Retelling is a strategy used to determine how well a student has comprehended a specific story or content. Retelling involves having students orally reconstruct a story that they have read. Retelling requires students to activate their knowledge of how stories work and apply it to the new reading. As part of retelling, students engage in ordering and summarizing information and in making inferences.

Sketching, as a retelling strategy, has multiple benefits especially for students who struggle reading comprehension.

Sketching is an activity that can be done during whole group or small group instruction. While reading a story, the teacher would stop at different times and ask questions to check for understanding. Depending on how long the story is, the teacher would pause three times for beginning, middle, and ending of a story, or multiple times after each paragraph that contains an important idea or event. During each pause, students answer questions about the part that was read, then make a quick sketch to illustrates the passage. Colors are not important, as you can see in the picture, and it is not recommended that the teacher pauses for more than 3-5 minutes each time. Students should not be given time to construct intricate designs and artistic drawings, but rather to quickly produce a sketch that would help them remember the content. Scketching is intended to be used as a quick strategy that breaks down a larger text into smaller parts to help students retain the sequence of events, ideas, and other important details and related parts.

WHY IT WORKS

This strategy is perfect for stories and content for which teachers do not have pictures to go with. It helps students visualize the events, and it keeps them engaged during reading. Students love sketching and they don’t care as much as adults do if their drawings look perfect or not.
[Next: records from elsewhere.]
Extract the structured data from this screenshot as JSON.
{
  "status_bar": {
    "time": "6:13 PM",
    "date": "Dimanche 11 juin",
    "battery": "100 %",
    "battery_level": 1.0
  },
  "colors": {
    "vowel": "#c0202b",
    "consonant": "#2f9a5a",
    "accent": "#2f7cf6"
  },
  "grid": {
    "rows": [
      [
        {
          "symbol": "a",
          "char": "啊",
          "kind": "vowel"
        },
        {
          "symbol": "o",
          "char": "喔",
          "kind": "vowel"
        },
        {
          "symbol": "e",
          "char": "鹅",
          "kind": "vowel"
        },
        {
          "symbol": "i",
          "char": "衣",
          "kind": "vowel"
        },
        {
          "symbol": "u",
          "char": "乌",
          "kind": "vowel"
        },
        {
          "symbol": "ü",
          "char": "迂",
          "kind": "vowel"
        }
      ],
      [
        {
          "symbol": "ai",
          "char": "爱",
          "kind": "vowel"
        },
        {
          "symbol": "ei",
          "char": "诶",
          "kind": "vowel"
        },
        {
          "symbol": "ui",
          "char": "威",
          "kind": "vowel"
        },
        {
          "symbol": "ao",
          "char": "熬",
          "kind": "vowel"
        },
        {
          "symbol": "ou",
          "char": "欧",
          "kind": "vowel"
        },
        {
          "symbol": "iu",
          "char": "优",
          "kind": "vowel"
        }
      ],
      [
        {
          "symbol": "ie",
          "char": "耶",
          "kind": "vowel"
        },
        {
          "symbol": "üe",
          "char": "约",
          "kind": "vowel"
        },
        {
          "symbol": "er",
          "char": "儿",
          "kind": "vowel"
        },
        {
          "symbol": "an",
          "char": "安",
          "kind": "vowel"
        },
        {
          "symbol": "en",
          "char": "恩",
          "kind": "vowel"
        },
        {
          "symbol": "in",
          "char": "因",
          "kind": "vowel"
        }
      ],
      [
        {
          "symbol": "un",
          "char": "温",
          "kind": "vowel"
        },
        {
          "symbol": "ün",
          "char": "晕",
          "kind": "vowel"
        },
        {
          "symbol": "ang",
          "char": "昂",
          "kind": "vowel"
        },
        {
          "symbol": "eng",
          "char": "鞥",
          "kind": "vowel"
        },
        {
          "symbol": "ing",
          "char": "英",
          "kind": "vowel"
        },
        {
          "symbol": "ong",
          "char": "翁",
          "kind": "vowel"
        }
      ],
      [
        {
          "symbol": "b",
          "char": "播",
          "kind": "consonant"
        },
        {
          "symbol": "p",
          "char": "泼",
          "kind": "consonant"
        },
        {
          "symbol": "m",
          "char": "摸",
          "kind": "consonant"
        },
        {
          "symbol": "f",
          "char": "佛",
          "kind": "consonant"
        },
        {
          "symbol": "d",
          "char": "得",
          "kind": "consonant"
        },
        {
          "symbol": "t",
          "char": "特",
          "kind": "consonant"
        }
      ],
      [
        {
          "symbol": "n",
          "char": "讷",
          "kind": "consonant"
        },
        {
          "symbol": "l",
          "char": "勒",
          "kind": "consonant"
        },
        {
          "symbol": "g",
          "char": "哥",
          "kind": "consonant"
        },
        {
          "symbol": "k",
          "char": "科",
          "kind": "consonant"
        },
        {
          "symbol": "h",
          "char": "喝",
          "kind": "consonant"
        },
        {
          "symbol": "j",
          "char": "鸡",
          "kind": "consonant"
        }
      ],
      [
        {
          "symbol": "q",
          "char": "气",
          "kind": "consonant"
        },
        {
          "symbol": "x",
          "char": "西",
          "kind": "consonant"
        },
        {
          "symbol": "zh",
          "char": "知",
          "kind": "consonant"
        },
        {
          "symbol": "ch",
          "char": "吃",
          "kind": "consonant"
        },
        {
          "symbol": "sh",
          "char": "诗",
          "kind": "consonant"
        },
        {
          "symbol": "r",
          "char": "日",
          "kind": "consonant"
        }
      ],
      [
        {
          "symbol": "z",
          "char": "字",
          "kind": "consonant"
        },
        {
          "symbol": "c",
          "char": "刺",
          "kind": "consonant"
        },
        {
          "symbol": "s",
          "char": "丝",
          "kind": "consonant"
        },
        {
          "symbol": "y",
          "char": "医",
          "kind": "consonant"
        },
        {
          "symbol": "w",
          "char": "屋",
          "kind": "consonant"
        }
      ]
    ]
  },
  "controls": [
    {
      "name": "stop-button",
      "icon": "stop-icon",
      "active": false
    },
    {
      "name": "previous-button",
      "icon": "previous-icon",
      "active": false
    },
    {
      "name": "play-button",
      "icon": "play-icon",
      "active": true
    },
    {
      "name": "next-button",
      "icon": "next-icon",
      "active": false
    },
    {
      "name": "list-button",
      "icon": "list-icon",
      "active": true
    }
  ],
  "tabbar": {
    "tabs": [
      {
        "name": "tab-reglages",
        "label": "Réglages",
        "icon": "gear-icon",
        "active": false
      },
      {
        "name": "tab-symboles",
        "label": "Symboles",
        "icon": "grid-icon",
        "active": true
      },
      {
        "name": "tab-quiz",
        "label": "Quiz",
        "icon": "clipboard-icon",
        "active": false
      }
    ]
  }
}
Students can use their sketches to talk about the sequence of events, beginning-middle-end, characters, setting, retell the story, summarize, and more. Their sketches can be displayed in a learning center or kept in students’ desks/binders for the duration of the book/text study.

Short text can be added to the sketches to help students retain the main idea of each passage or part. Text is also helpful for quick references throughout the book/text study.

After reading the story, as the teacher guides the discussion, students can refer to their sketches and recall important parts of the text, main idea, as well as offer interpretations of and responses to the text.